8 августа в 2 ч. дня арестованы мама и отец. Очевидно, их скомпрометировало то, что они переписывались с Ефимовым, а во-вторых – что посадили Абрама. Кроме того, былое исключение из партии.
Страшно тяжело. Тяжело в связи с тем, что неизвестно, что с ними будет дальше, что мучит беспокойство за их здоровье и моральное состояние, что мама ушла по вызову к управляющему, не одевшись хорошенько, и сейчас она в тюрьме в лёгком платье и в тапочках, что она. очевидно, ничего не знает о папе и о том, что с нами.
Папу забрали с работы четверо в штатском и привели сюда. Был пятичасовый обыск. В связи с тем. что, к сожалению, папина экономическая библиотека наполовину сохранилась во время войны на балконе на старой квартире, у папы было много книг дореволюционных и первых пятилетий революции издания. Он не придавал  значения тому, что там есть книги, которые сейчас не только устарели, но и прямо компрометируют их владельца – очевидно, не придавал значения этому он по той причине, что ему было жаль разорить библиотеку, которую он долго собирал. Я уверен, что он хранил эти книги просто по привычке книжника-коллекционера, да ещё и экономиста, может быть, и по той же причине, по какой, я уверен, что хранятся в любом солидном государственном книгохранилище книги не только какого-нибудь Кропоткина, но и Аксельрода, а может быть даже и Троцкого.
Страшно тяжело.
Держимся мы с Марлешкой бодро. Очень мучает только то, что, если приходит какой-нибудь товарищ, то приходится с ним через силу зубоскалить и разговаривать так, как будто ничего не случилось, а это утомляет  (...)
Говорят и советуют, что не нужно нигде заявлять, что я уверен в невиновности отца и матери.  Заявлять я не буду, я отношусь к этому делу как советский гражданин и прекрасно понимаю, что такие разговоры  справедливо  могут быть расценены как дискредитация чекистских органов. Но я-то уверен!

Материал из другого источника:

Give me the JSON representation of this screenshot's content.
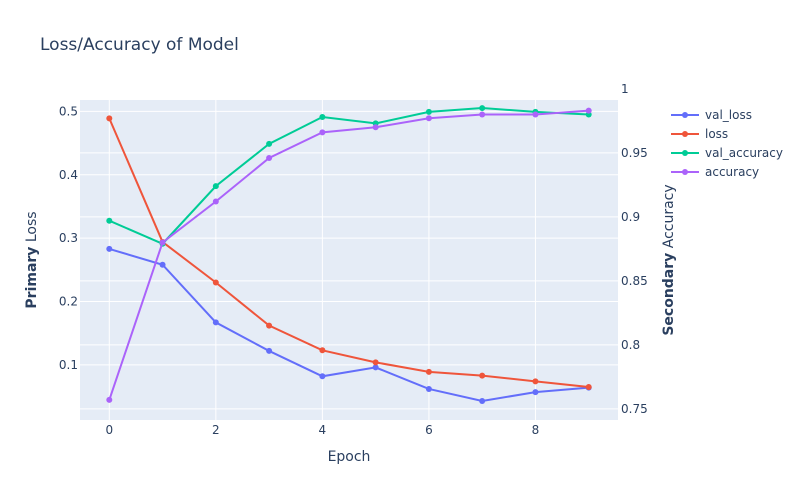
{
  "chart_data": {
    "type": "line",
    "title": "Loss/Accuracy of Model",
    "xlabel": "Epoch",
    "ylabel_primary": {
      "bold": "Primary",
      "rest": " Loss"
    },
    "ylabel_secondary": {
      "bold": "Secondary",
      "rest": " Accuracy"
    },
    "x": [
      0,
      1,
      2,
      3,
      4,
      5,
      6,
      7,
      8,
      9
    ],
    "x_ticks": [
      0,
      2,
      4,
      6,
      8
    ],
    "xlim": [
      -0.55,
      9.55
    ],
    "y_primary": {
      "ticks": [
        0.1,
        0.2,
        0.3,
        0.4,
        0.5
      ],
      "ylim": [
        0.013,
        0.518
      ]
    },
    "y_secondary": {
      "ticks": [
        0.75,
        0.8,
        0.85,
        0.9,
        0.95,
        1
      ],
      "ylim": [
        0.7413,
        0.9913
      ]
    },
    "legend_position": "right",
    "grid": true,
    "series": [
      {
        "name": "val_loss",
        "axis": "primary",
        "color": "#636efa",
        "values": [
          0.283,
          0.258,
          0.167,
          0.122,
          0.082,
          0.096,
          0.062,
          0.043,
          0.057,
          0.064
        ]
      },
      {
        "name": "loss",
        "axis": "primary",
        "color": "#ef553b",
        "values": [
          0.489,
          0.294,
          0.23,
          0.162,
          0.123,
          0.104,
          0.089,
          0.083,
          0.074,
          0.065
        ]
      },
      {
        "name": "val_accuracy",
        "axis": "secondary",
        "color": "#00cc96",
        "values": [
          0.897,
          0.879,
          0.924,
          0.957,
          0.978,
          0.973,
          0.982,
          0.985,
          0.982,
          0.98
        ]
      },
      {
        "name": "accuracy",
        "axis": "secondary",
        "color": "#ab63fa",
        "values": [
          0.757,
          0.88,
          0.912,
          0.946,
          0.966,
          0.97,
          0.977,
          0.98,
          0.98,
          0.983
        ]
      }
    ]
  }
}
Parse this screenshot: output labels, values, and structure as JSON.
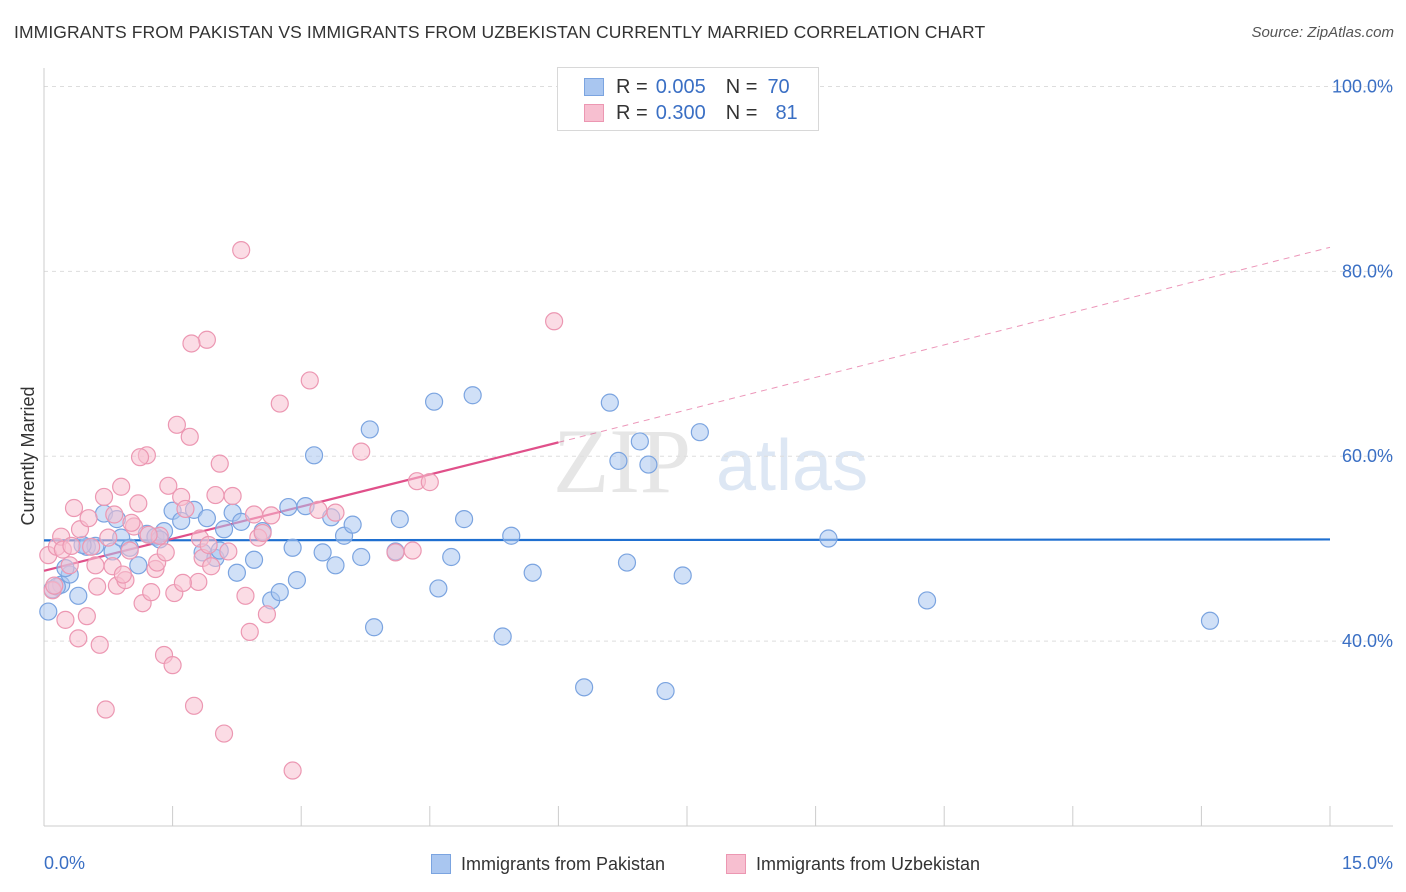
{
  "title": "IMMIGRANTS FROM PAKISTAN VS IMMIGRANTS FROM UZBEKISTAN CURRENTLY MARRIED CORRELATION CHART",
  "source": "Source: ZipAtlas.com",
  "watermark": {
    "zip": "ZIP",
    "atlas": "atlas"
  },
  "colors": {
    "pakistan_fill": "#a9c6f0",
    "pakistan_stroke": "#7ba4e0",
    "pakistan_line": "#1f6fd0",
    "uzbekistan_fill": "#f7bfd0",
    "uzbekistan_stroke": "#ec97b2",
    "uzbekistan_line": "#e0508a",
    "tick_label": "#3a6fc4",
    "grid": "#dddddd"
  },
  "legend": {
    "rows": [
      {
        "r_label": "R =",
        "r_value": "0.005",
        "n_label": "N =",
        "n_value": "70"
      },
      {
        "r_label": "R =",
        "r_value": "0.300",
        "n_label": "N =",
        "n_value": "81"
      }
    ]
  },
  "bottom_legend": [
    {
      "label": "Immigrants from Pakistan"
    },
    {
      "label": "Immigrants from Uzbekistan"
    }
  ],
  "chart_data": {
    "type": "scatter",
    "title": "IMMIGRANTS FROM PAKISTAN VS IMMIGRANTS FROM UZBEKISTAN CURRENTLY MARRIED CORRELATION CHART",
    "xlabel": "",
    "ylabel": "Currently Married",
    "xlim": [
      0,
      15
    ],
    "ylim": [
      20,
      102
    ],
    "x_tick_labels": [
      {
        "value": 0,
        "label": "0.0%"
      },
      {
        "value": 15,
        "label": "15.0%"
      }
    ],
    "y_tick_labels": [
      {
        "value": 40,
        "label": "40.0%"
      },
      {
        "value": 60,
        "label": "60.0%"
      },
      {
        "value": 80,
        "label": "80.0%"
      },
      {
        "value": 100,
        "label": "100.0%"
      }
    ],
    "grid": true,
    "legend_position": "top-center",
    "series": [
      {
        "name": "Immigrants from Pakistan",
        "r": 0.005,
        "n": 70,
        "trend": {
          "x": [
            0,
            15
          ],
          "y": [
            50.9,
            51.0
          ],
          "style": "solid"
        },
        "points": [
          [
            0.1,
            45.6
          ],
          [
            0.2,
            46.1
          ],
          [
            0.15,
            45.9
          ],
          [
            0.3,
            47.2
          ],
          [
            0.4,
            44.9
          ],
          [
            0.5,
            50.2
          ],
          [
            0.6,
            50.3
          ],
          [
            0.7,
            53.8
          ],
          [
            0.8,
            49.7
          ],
          [
            0.85,
            53.2
          ],
          [
            0.9,
            51.2
          ],
          [
            1.1,
            48.2
          ],
          [
            1.2,
            51.6
          ],
          [
            1.3,
            51.3
          ],
          [
            1.4,
            51.9
          ],
          [
            1.5,
            54.1
          ],
          [
            1.6,
            53.0
          ],
          [
            1.75,
            54.2
          ],
          [
            1.85,
            49.6
          ],
          [
            1.9,
            53.3
          ],
          [
            2.0,
            49.0
          ],
          [
            2.1,
            52.1
          ],
          [
            2.2,
            53.9
          ],
          [
            2.25,
            47.4
          ],
          [
            2.3,
            52.9
          ],
          [
            2.45,
            48.8
          ],
          [
            2.55,
            51.9
          ],
          [
            2.65,
            44.4
          ],
          [
            2.75,
            45.3
          ],
          [
            2.85,
            54.5
          ],
          [
            2.9,
            50.1
          ],
          [
            2.95,
            46.6
          ],
          [
            3.05,
            54.6
          ],
          [
            3.15,
            60.1
          ],
          [
            3.25,
            49.6
          ],
          [
            3.35,
            53.4
          ],
          [
            3.4,
            48.2
          ],
          [
            3.5,
            51.4
          ],
          [
            3.6,
            52.6
          ],
          [
            3.7,
            49.1
          ],
          [
            3.8,
            62.9
          ],
          [
            3.85,
            41.5
          ],
          [
            4.1,
            49.7
          ],
          [
            4.15,
            53.2
          ],
          [
            4.55,
            65.9
          ],
          [
            4.6,
            45.7
          ],
          [
            4.75,
            49.1
          ],
          [
            4.9,
            53.2
          ],
          [
            5.0,
            66.6
          ],
          [
            5.35,
            40.5
          ],
          [
            5.45,
            51.4
          ],
          [
            5.7,
            47.4
          ],
          [
            6.3,
            35.0
          ],
          [
            6.6,
            65.8
          ],
          [
            6.7,
            59.5
          ],
          [
            6.8,
            48.5
          ],
          [
            6.95,
            61.6
          ],
          [
            7.05,
            59.1
          ],
          [
            7.25,
            34.6
          ],
          [
            7.45,
            47.1
          ],
          [
            7.65,
            62.6
          ],
          [
            9.15,
            51.1
          ],
          [
            10.3,
            44.4
          ],
          [
            13.6,
            42.2
          ],
          [
            0.05,
            43.2
          ],
          [
            0.25,
            47.9
          ],
          [
            1.0,
            50.1
          ],
          [
            1.35,
            51.0
          ],
          [
            2.05,
            49.8
          ],
          [
            0.45,
            50.4
          ]
        ]
      },
      {
        "name": "Immigrants from Uzbekistan",
        "r": 0.3,
        "n": 81,
        "trend": {
          "x": [
            0,
            6
          ],
          "y": [
            47.6,
            61.5
          ],
          "style": "solid",
          "extended_to": {
            "x": 15,
            "y": 82.6
          }
        },
        "points": [
          [
            0.05,
            49.3
          ],
          [
            0.1,
            45.5
          ],
          [
            0.15,
            50.2
          ],
          [
            0.2,
            51.3
          ],
          [
            0.25,
            42.3
          ],
          [
            0.3,
            48.2
          ],
          [
            0.35,
            54.4
          ],
          [
            0.4,
            40.3
          ],
          [
            0.5,
            42.7
          ],
          [
            0.55,
            50.2
          ],
          [
            0.6,
            48.2
          ],
          [
            0.65,
            39.6
          ],
          [
            0.7,
            55.6
          ],
          [
            0.75,
            51.2
          ],
          [
            0.8,
            48.1
          ],
          [
            0.85,
            46.0
          ],
          [
            0.9,
            56.7
          ],
          [
            0.95,
            46.6
          ],
          [
            1.0,
            49.8
          ],
          [
            1.05,
            52.4
          ],
          [
            1.1,
            54.9
          ],
          [
            1.15,
            44.1
          ],
          [
            1.2,
            60.1
          ],
          [
            1.25,
            45.3
          ],
          [
            1.3,
            47.8
          ],
          [
            1.35,
            51.4
          ],
          [
            1.4,
            38.5
          ],
          [
            1.45,
            56.8
          ],
          [
            1.5,
            37.4
          ],
          [
            1.55,
            63.4
          ],
          [
            1.6,
            55.6
          ],
          [
            1.65,
            54.3
          ],
          [
            1.7,
            62.1
          ],
          [
            1.75,
            33.0
          ],
          [
            1.8,
            46.4
          ],
          [
            1.85,
            49.0
          ],
          [
            1.9,
            72.6
          ],
          [
            1.95,
            48.1
          ],
          [
            2.0,
            55.8
          ],
          [
            2.05,
            59.2
          ],
          [
            2.1,
            30.0
          ],
          [
            2.15,
            49.7
          ],
          [
            2.2,
            55.7
          ],
          [
            2.3,
            82.3
          ],
          [
            2.35,
            44.9
          ],
          [
            2.4,
            41.0
          ],
          [
            2.45,
            53.7
          ],
          [
            2.5,
            51.2
          ],
          [
            2.55,
            51.7
          ],
          [
            2.6,
            42.9
          ],
          [
            2.65,
            53.6
          ],
          [
            2.75,
            65.7
          ],
          [
            2.9,
            26.0
          ],
          [
            3.1,
            68.2
          ],
          [
            3.2,
            54.2
          ],
          [
            3.4,
            53.9
          ],
          [
            3.7,
            60.5
          ],
          [
            4.1,
            49.6
          ],
          [
            4.3,
            49.8
          ],
          [
            4.35,
            57.3
          ],
          [
            4.5,
            57.2
          ],
          [
            5.95,
            74.6
          ],
          [
            0.12,
            46.0
          ],
          [
            0.22,
            49.9
          ],
          [
            0.32,
            50.3
          ],
          [
            0.42,
            52.1
          ],
          [
            0.52,
            53.3
          ],
          [
            0.62,
            45.9
          ],
          [
            0.72,
            32.6
          ],
          [
            0.82,
            53.7
          ],
          [
            0.92,
            47.2
          ],
          [
            1.02,
            52.8
          ],
          [
            1.12,
            59.9
          ],
          [
            1.22,
            51.5
          ],
          [
            1.32,
            48.5
          ],
          [
            1.42,
            49.6
          ],
          [
            1.52,
            45.2
          ],
          [
            1.62,
            46.3
          ],
          [
            1.72,
            72.2
          ],
          [
            1.82,
            51.1
          ],
          [
            1.92,
            50.4
          ]
        ]
      }
    ]
  }
}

После обыска мы обнаружили мамины письма к папе времён 41 – 42 годов. В одном из них она пишет:

«...А меня мучает безнадежность. Все эти годы я не переставала надеяться на то, то я найду возможность  вернуться в партию. Теперь мне ясно, что единственная возможность получить так называемое «основание» просить о возврате или приёме у меня навсегда исчезнет, если я не буду активной участницей борьбы за победу, ведь не за «честную же бухгалтерскую работу» возвращать меня в партию...»
И если это так, то жизнь моя в будущем становится для меня очень неприглядной, даже не нужной.
Ты говоришь о детях. Детям нужно, чтобы у них была нормальная мать. А разве я была все эти годы нормальной матерью? Мне не хотелось бы тебе об этом говорить, но я ведь давно стала не собой, а какой-то чужой, не настоящей, я чувствую всё время себя в какой-то новой, непривычной, чужой шкуре. Мне не хватает воздуха, я задыхаюсь в буквальном смысле этого слова, у меня не было ни разу чувства радости, веселья. Как же я буду жить дальше, когда война кончится?  Какой же я тогда буду матерью?».

У мамы было тогда решение окончить курсы медсестёр и уйти на фронт, если возьмут. Несмотря на страшные трудности военного времени, на крайнюю загруженность работой, она курсы окончила, но на фронт её не взяли. Это было в 42-м году, весной или летом.
Об этом же своём намерении она пишет в другом письме:

«... То есть я даже иначе настроена и не могу быть больше, и если у меня будет хоть малейшая возможность осуществить это моё намерение, я буду очень удовлетворена».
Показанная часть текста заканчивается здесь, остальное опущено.